This section is designed to help you squeeze every last nanosecond out of ParserNG 1.0.3+. Because the engine utilizes a JIT-native architecture via MethodHandle trees, its performance characteristics differ significantly from traditional interpreted parsers.
ParserNG offers two primary execution paths. Choosing the right one depends on your specific use case:
| Mode | Best For | Technical Profile |
|---|---|---|
| Standard | One-off evaluations, dynamic formulas, low-memory environments. | High-speed interpreted postfix traversal. Zero Allocation. |
| Turbo | High-frequency loops, real-time streaming, fintech, physics simulations. | Compiled MethodHandle tree. Zero Allocation + JIT Inlining. |
Recommendation: If you are evaluating the same expression more than 1,000 times, always use Turbo Mode.
Version 1.0.3+ has aggressive Constant Folding. This optimization happens during the compilation phase, where the parser identifies sub-expressions that result in a constant value and "pre-calculates" them.
- Static Expression:
sin(3.14159 / 2) + x - Folded Expression:
1.0 + x
By folding constants, you eliminate unnecessary mathematical calls (like Math.sin) from the runtime execution path.
Because Turbo Mode builds a MethodHandle tree, the JVM's HotSpot compiler needs a small "warm-up" period to identify the expression as a "hot path" and inline the code.
- Cold Start: ~500–1,000 ns per op.
- Warmed Up: ~80–90 ns per op.
Tip: In production environments, run a few thousand "dummy" evaluations during application startup to ensure the JVM has fully optimized the execution tree before the first real request arrives.
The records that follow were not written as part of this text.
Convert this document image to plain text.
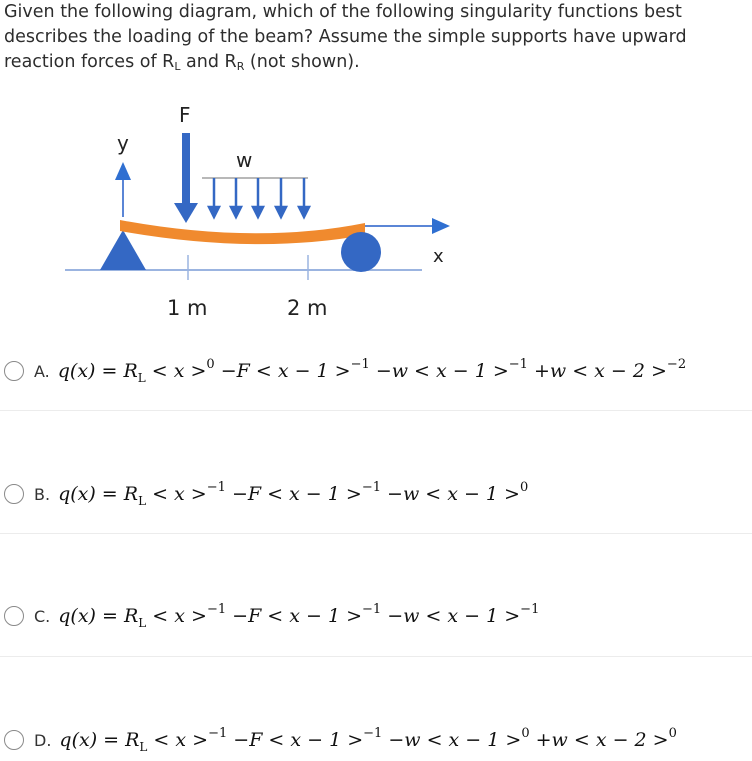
Given the following diagram, which of the following singularity functions best describes the loading of the beam? Assume the simple supports have upward reaction forces of $R_L$ and $R_R$ (not shown).
y
x
F
w
1 m	2 m
A. $q(x) = R_L < x >^0 -F < x - 1 >^{-1} -w < x - 1 >^{-1} +w < x - 2 >^{-2}$
B. $q(x) = R_L < x >^{-1} -F < x - 1 >^{-1} -w < x - 1 >^0$
C. $q(x) = R_L < x >^{-1} -F < x - 1 >^{-1} -w < x - 1 >^{-1}$
D. $q(x) = R_L < x >^{-1} -F < x - 1 >^{-1} -w < x - 1 >^0 +w < x - 2 >^0$
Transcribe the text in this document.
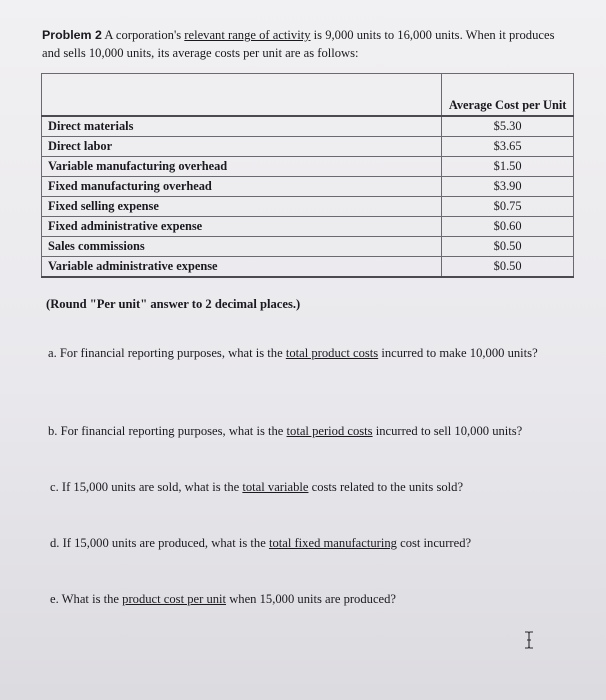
Problem 2 A corporation's relevant range of activity is 9,000 units to 16,000 units. When it produces and sells 10,000 units, its average costs per unit are as follows:
	Average Cost per Unit
Direct materials	$5.30
Direct labor	$3.65
Variable manufacturing overhead	$1.50
Fixed manufacturing overhead	$3.90
Fixed selling expense	$0.75
Fixed administrative expense	$0.60
Sales commissions	$0.50
Variable administrative expense	$0.50
(Round "Per unit" answer to 2 decimal places.)
a. For financial reporting purposes, what is the total product costs incurred to make 10,000 units?
b. For financial reporting purposes, what is the total period costs incurred to sell 10,000 units?
c. If 15,000 units are sold, what is the total variable costs related to the units sold?
d. If 15,000 units are produced, what is the total fixed manufacturing cost incurred?
e. What is the product cost per unit when 15,000 units are produced?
To maintain 0 B/op (Garbage-Free) performance, always prefer primitive signatures.
When using FastCompositeExpression, use the applyScalar method instead of the generic apply method. The generic apply method returns an EvalResult object, which—while convenient—triggers a small allocation. applyScalar stays entirely within the primitive double domain.
// ❌ Slower (Allocates EvalResult)
MathExpression.EvalResult result = fastExpr.apply(variables);
// ✅ Faster (Zero Allocation, Direct Primitive)
double result = fastExpr.applyScalar(variables);When working with multiple variables (double[] data frame provided to the execution bridge.
// Pre-allocate your data frame to avoid array creation in the loop
double[] vars = new double[2];
for (int i = 0; i < 1_000_000; i++) {
vars[0] = i; // x
vars[1] = Math.sqrt(i); // y
double val = fastExpr.applyScalar(vars);
}ParserNG 1.0.3+ is optimized for modern JDKs (17, 21, and 24). Improvements in the java.lang.invoke package in later versions directly translate to faster "Turbo" execution. If you are running on JDK 8 or 11, you may see slightly higher latencies due to less efficient MethodHandle inlining.